A month ago I went along to a public workshop on naturalism, on the set of the Cherry Orchard at the National, The chair of the seated panel, Matt Wolf, introduced the actors and John Beschizza, of RADA, expounded on historical context in which naturalism was realised and how being “real” was such an radical departure in theatre. He sat in his seat, and gave a very convincing if muted account, before leaping up and declaring he didn’t really believe in it. He had an anecdote from an audition where he’d tried to be terribly “real” and bored his teachers half to death and he set this against the need to perform in the sense of entertaining. It was an interesting perspective in what was billed as an exploration of Stanslavski’s pioneering acting method!
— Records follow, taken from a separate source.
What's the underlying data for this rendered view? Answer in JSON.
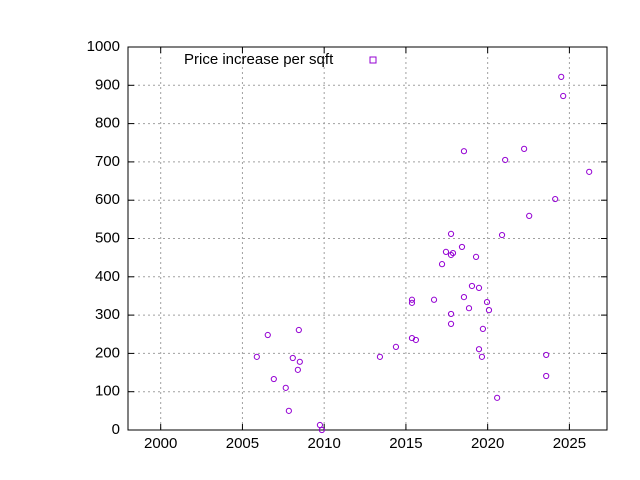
{
  "chart_data": {
    "type": "scatter",
    "series": [
      {
        "name": "Price increase per sqft",
        "color": "#9400d3",
        "x": [
          2005.88,
          2006.55,
          2006.92,
          2007.65,
          2007.84,
          2008.08,
          2008.39,
          2008.51,
          2008.45,
          2009.74,
          2009.86,
          2013.41,
          2014.39,
          2015.37,
          2015.37,
          2015.37,
          2015.61,
          2016.72,
          2017.21,
          2017.45,
          2017.76,
          2017.76,
          2017.88,
          2017.76,
          2017.76,
          2018.43,
          2018.55,
          2018.55,
          2018.86,
          2019.04,
          2019.29,
          2019.47,
          2019.47,
          2019.65,
          2019.71,
          2019.96,
          2020.08,
          2020.58,
          2020.88,
          2021.07,
          2022.23,
          2022.54,
          2023.58,
          2023.58,
          2024.13,
          2024.5,
          2024.62,
          2026.21
        ],
        "values": [
          191,
          248,
          133,
          110,
          50,
          188,
          157,
          178,
          261,
          13,
          0,
          191,
          217,
          340,
          332,
          240,
          235,
          340,
          433,
          465,
          512,
          457,
          462,
          303,
          277,
          478,
          728,
          347,
          318,
          376,
          452,
          371,
          211,
          191,
          264,
          334,
          313,
          84,
          509,
          705,
          734,
          559,
          196,
          141,
          603,
          922,
          872,
          674
        ]
      }
    ],
    "xlim": [
      1998,
      2027.3
    ],
    "ylim": [
      0,
      1000
    ],
    "xticks": [
      2000,
      2005,
      2010,
      2015,
      2020,
      2025
    ],
    "yticks": [
      0,
      100,
      200,
      300,
      400,
      500,
      600,
      700,
      800,
      900,
      1000
    ],
    "grid": true,
    "legend": "top left"
  }
}
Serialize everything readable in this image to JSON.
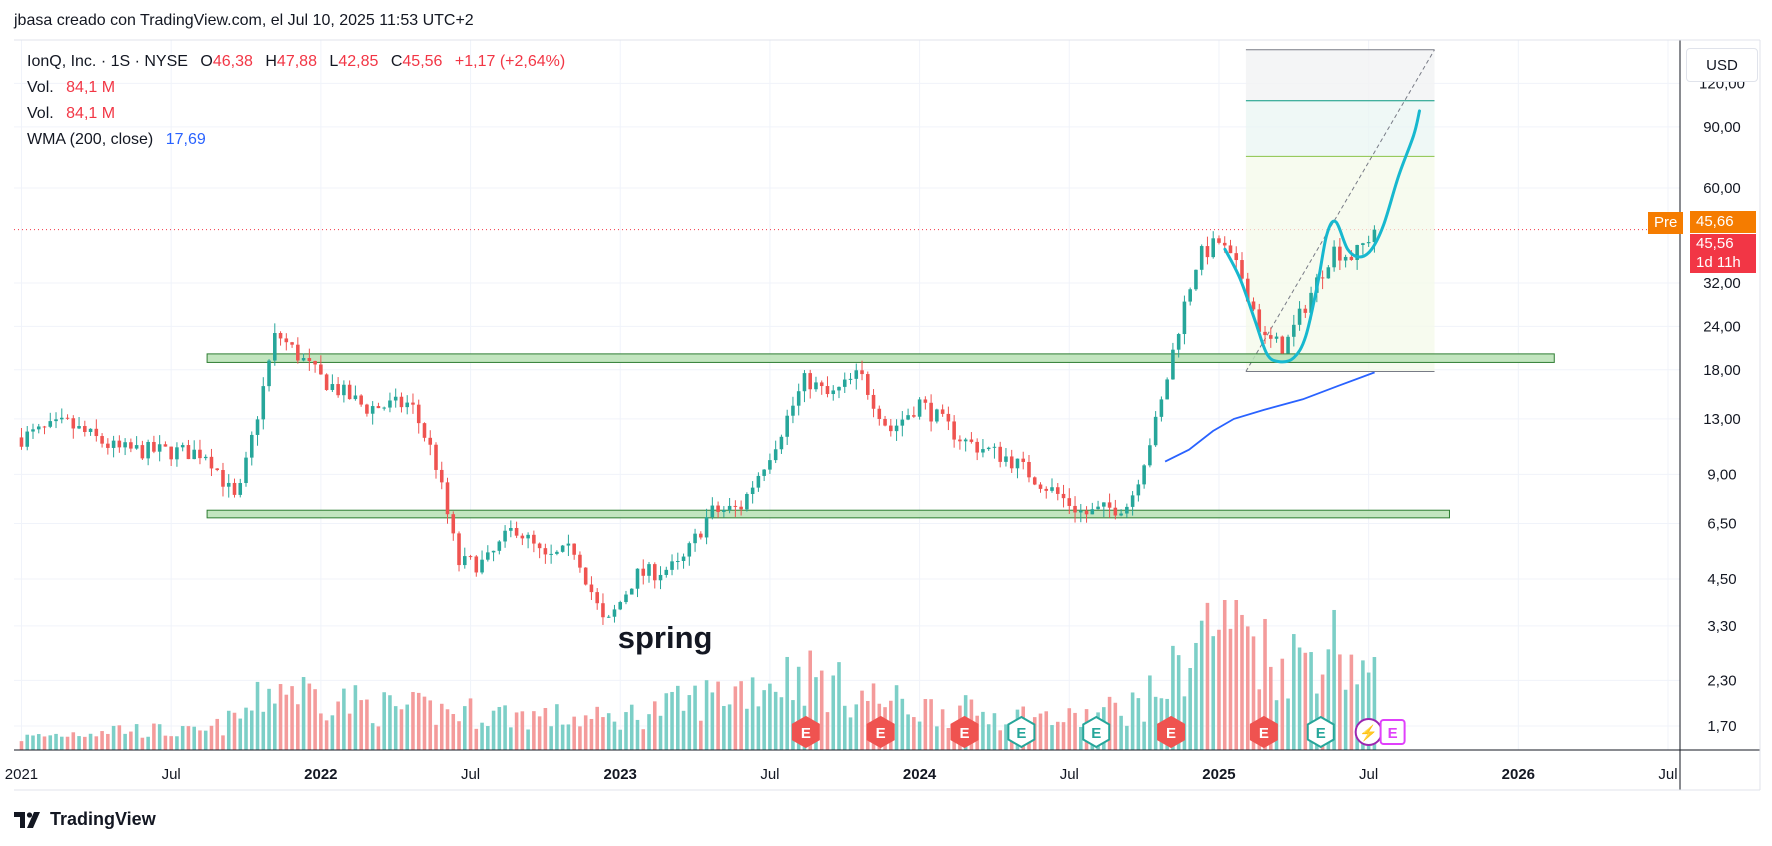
{
  "header": {
    "title": "jbasa creado con TradingView.com, el Jul 10, 2025 11:53 UTC+2"
  },
  "legend": {
    "symbol": "IonQ, Inc. · 1S · NYSE",
    "o_label": "O",
    "o_value": "46,38",
    "h_label": "H",
    "h_value": "47,88",
    "l_label": "L",
    "l_value": "42,85",
    "c_label": "C",
    "c_value": "45,56",
    "change": "+1,17 (+2,64%)",
    "vol1_label": "Vol.",
    "vol1_value": "84,1 M",
    "vol2_label": "Vol.",
    "vol2_value": "84,1 M",
    "wma_label": "WMA (200, close)",
    "wma_value": "17,69"
  },
  "currency": "USD",
  "price_tags": {
    "pre_label": "Pre",
    "pre_value": "45,66",
    "last_value": "45,56",
    "countdown": "1d 11h",
    "colors": {
      "pre": "#f57c00",
      "last": "#f23645"
    }
  },
  "annotation": {
    "text": "spring"
  },
  "footer": {
    "brand": "TradingView"
  },
  "chart_data": {
    "type": "candlestick",
    "scale": "log",
    "ylim": [
      1.45,
      160
    ],
    "y_ticks": [
      {
        "v": 120,
        "label": "120,00"
      },
      {
        "v": 90,
        "label": "90,00"
      },
      {
        "v": 60,
        "label": "60,00"
      },
      {
        "v": 32,
        "label": "32,00"
      },
      {
        "v": 24,
        "label": "24,00"
      },
      {
        "v": 18,
        "label": "18,00"
      },
      {
        "v": 13,
        "label": "13,00"
      },
      {
        "v": 9,
        "label": "9,00"
      },
      {
        "v": 6.5,
        "label": "6,50"
      },
      {
        "v": 4.5,
        "label": "4,50"
      },
      {
        "v": 3.3,
        "label": "3,30"
      },
      {
        "v": 2.3,
        "label": "2,30"
      },
      {
        "v": 1.7,
        "label": "1,70"
      }
    ],
    "x_ticks": [
      {
        "t": 2021.0,
        "label": "2021",
        "bold": false
      },
      {
        "t": 2021.5,
        "label": "Jul",
        "bold": false
      },
      {
        "t": 2022.0,
        "label": "2022",
        "bold": true
      },
      {
        "t": 2022.5,
        "label": "Jul",
        "bold": false
      },
      {
        "t": 2023.0,
        "label": "2023",
        "bold": true
      },
      {
        "t": 2023.5,
        "label": "Jul",
        "bold": false
      },
      {
        "t": 2024.0,
        "label": "2024",
        "bold": true
      },
      {
        "t": 2024.5,
        "label": "Jul",
        "bold": false
      },
      {
        "t": 2025.0,
        "label": "2025",
        "bold": true
      },
      {
        "t": 2025.5,
        "label": "Jul",
        "bold": false
      },
      {
        "t": 2026.0,
        "label": "2026",
        "bold": true
      },
      {
        "t": 2026.5,
        "label": "Jul",
        "bold": false
      }
    ],
    "colors": {
      "up": "#26a69a",
      "down": "#ef5350",
      "up_vol": "#7ccfc7",
      "down_vol": "#f49b9b",
      "wma": "#2962ff",
      "curve": "#17b8cf",
      "zone": "#b7e1b4",
      "zone_border": "#2e7d32"
    },
    "last_price": 45.56,
    "anchors": [
      [
        2021.0,
        11.5
      ],
      [
        2021.15,
        12.6
      ],
      [
        2021.32,
        10.6
      ],
      [
        2021.62,
        10.4
      ],
      [
        2021.72,
        7.4
      ],
      [
        2021.85,
        23.0
      ],
      [
        2022.0,
        17.0
      ],
      [
        2022.15,
        14.0
      ],
      [
        2022.3,
        14.4
      ],
      [
        2022.38,
        10.0
      ],
      [
        2022.46,
        5.0
      ],
      [
        2022.55,
        5.0
      ],
      [
        2022.65,
        6.4
      ],
      [
        2022.75,
        5.1
      ],
      [
        2022.85,
        5.5
      ],
      [
        2022.95,
        3.25
      ],
      [
        2023.05,
        4.6
      ],
      [
        2023.2,
        4.9
      ],
      [
        2023.3,
        7.0
      ],
      [
        2023.4,
        7.2
      ],
      [
        2023.52,
        11.2
      ],
      [
        2023.62,
        17.0
      ],
      [
        2023.7,
        15.0
      ],
      [
        2023.8,
        17.5
      ],
      [
        2023.9,
        12.0
      ],
      [
        2024.0,
        14.5
      ],
      [
        2024.15,
        11.2
      ],
      [
        2024.3,
        10.0
      ],
      [
        2024.45,
        8.0
      ],
      [
        2024.55,
        6.9
      ],
      [
        2024.7,
        7.4
      ],
      [
        2024.8,
        13.5
      ],
      [
        2024.87,
        25.0
      ],
      [
        2024.93,
        38.0
      ],
      [
        2025.0,
        42.0
      ],
      [
        2025.08,
        33.0
      ],
      [
        2025.15,
        22.0
      ],
      [
        2025.22,
        21.0
      ],
      [
        2025.3,
        29.0
      ],
      [
        2025.38,
        40.0
      ],
      [
        2025.45,
        38.0
      ],
      [
        2025.52,
        45.5
      ]
    ],
    "volume_anchors": [
      [
        2021.0,
        0.1
      ],
      [
        2021.3,
        0.18
      ],
      [
        2021.6,
        0.14
      ],
      [
        2021.85,
        0.55
      ],
      [
        2022.2,
        0.35
      ],
      [
        2022.6,
        0.3
      ],
      [
        2022.95,
        0.25
      ],
      [
        2023.3,
        0.45
      ],
      [
        2023.6,
        0.65
      ],
      [
        2023.8,
        0.45
      ],
      [
        2024.0,
        0.35
      ],
      [
        2024.5,
        0.25
      ],
      [
        2024.75,
        0.4
      ],
      [
        2024.95,
        1.0
      ],
      [
        2025.05,
        1.2
      ],
      [
        2025.2,
        0.7
      ],
      [
        2025.38,
        0.9
      ],
      [
        2025.52,
        0.6
      ]
    ],
    "wma": [
      [
        2024.82,
        9.8
      ],
      [
        2024.9,
        10.6
      ],
      [
        2024.98,
        12.0
      ],
      [
        2025.05,
        13.0
      ],
      [
        2025.15,
        13.8
      ],
      [
        2025.28,
        14.8
      ],
      [
        2025.4,
        16.2
      ],
      [
        2025.52,
        17.69
      ]
    ],
    "projection_curve": [
      [
        2025.02,
        40.0
      ],
      [
        2025.07,
        33.0
      ],
      [
        2025.12,
        25.0
      ],
      [
        2025.16,
        20.0
      ],
      [
        2025.2,
        19.0
      ],
      [
        2025.25,
        19.5
      ],
      [
        2025.29,
        22.5
      ],
      [
        2025.33,
        32.0
      ],
      [
        2025.36,
        44.0
      ],
      [
        2025.39,
        48.0
      ],
      [
        2025.43,
        40.0
      ],
      [
        2025.47,
        38.0
      ],
      [
        2025.51,
        40.0
      ],
      [
        2025.55,
        47.0
      ],
      [
        2025.6,
        65.0
      ],
      [
        2025.65,
        85.0
      ],
      [
        2025.67,
        100.0
      ]
    ],
    "support_zones": [
      {
        "t0": 2021.62,
        "t1": 2026.12,
        "low": 18.9,
        "high": 20.0
      },
      {
        "t0": 2021.62,
        "t1": 2025.77,
        "low": 6.75,
        "high": 7.1
      }
    ],
    "fib_box": {
      "t0": 2025.09,
      "t1": 2025.72,
      "low": 17.8,
      "high": 150,
      "levels": [
        {
          "v": 150,
          "color": "#787b86"
        },
        {
          "v": 107,
          "color": "#089981"
        },
        {
          "v": 74,
          "color": "#8bc34a"
        },
        {
          "v": 17.8,
          "color": "#787b86"
        }
      ]
    },
    "trend_line": {
      "t0": 2025.09,
      "v0": 17.8,
      "t1": 2025.72,
      "v1": 150
    },
    "earnings_markers": [
      {
        "t": 2023.62,
        "kind": "down",
        "label": "E"
      },
      {
        "t": 2023.87,
        "kind": "down",
        "label": "E"
      },
      {
        "t": 2024.15,
        "kind": "down",
        "label": "E"
      },
      {
        "t": 2024.34,
        "kind": "up",
        "label": "E"
      },
      {
        "t": 2024.59,
        "kind": "up",
        "label": "E"
      },
      {
        "t": 2024.84,
        "kind": "down",
        "label": "E"
      },
      {
        "t": 2025.15,
        "kind": "down",
        "label": "E"
      },
      {
        "t": 2025.34,
        "kind": "up",
        "label": "E"
      },
      {
        "t": 2025.5,
        "kind": "flash",
        "label": "⚡"
      },
      {
        "t": 2025.58,
        "kind": "future",
        "label": "E"
      }
    ]
  }
}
But the majority of the workshop was simply a rehearsal of a scene from The Seagull, with Jamie Ballard and Sally Hawkins, in which drawing on the actors’ personal experience and connecting it with the text on the page was emphasised (again and again motivations were questioned, “how do you feel” and “what do you want” being Beschizza’s key directorial prompts). It was fascinating to see the same passage performed repeatedly, with the conversations and questioning dialogues in between bringing a flat interpretation into something lively and convincing. The actors were amazingly open, and professional; I was impressed by how fully they threw themselves into the emotions in a public rehearsal. A performance must be one thing, a private rehearsal another. To be exposed in the way that discovering the part, experimenting, in public, requires seems to me an incredibly courageous undertaking. Both actors displayed admirable professionalism.
After the workshop we discussed whether actors can ever achieve this kind of performance without a director: can they, with sufficient experience, ask themselves the questions and explore their motivations. Do Judi Dench or Ian McKellen really need someone else to prompt this? Although I find it hard to imagine how the director could be dispensed with, it’s an important point. If naturalism really is about connecting with something inner, then direction cannot be imposed. Yet whilst Beschizza never criticised a response, or allowed the actors to feel there were any wrong answers, sometimes he would keep asking the same question (eliciting different or more developed responses) whilst at others he would be satisfied with the first reply he received. I was left feeling the director’s vision had an important place in the process we witnessed, though whether his skill was in persevering until he got the “right” response, or until he felt the depth and quality of the response indicated that exploration of the question had been exhausted I am not sure.
Interestingly, at the end of the process, the actors were quite dismissive of “isms” in general. “You can’t act an intellectual ideal” was a constant refrain; yet the process of connecting expressions of inner feelings through experiences to the text seemed to be something that Stanslavski’s method had embedded so thoroughly that he was barely acknowledged.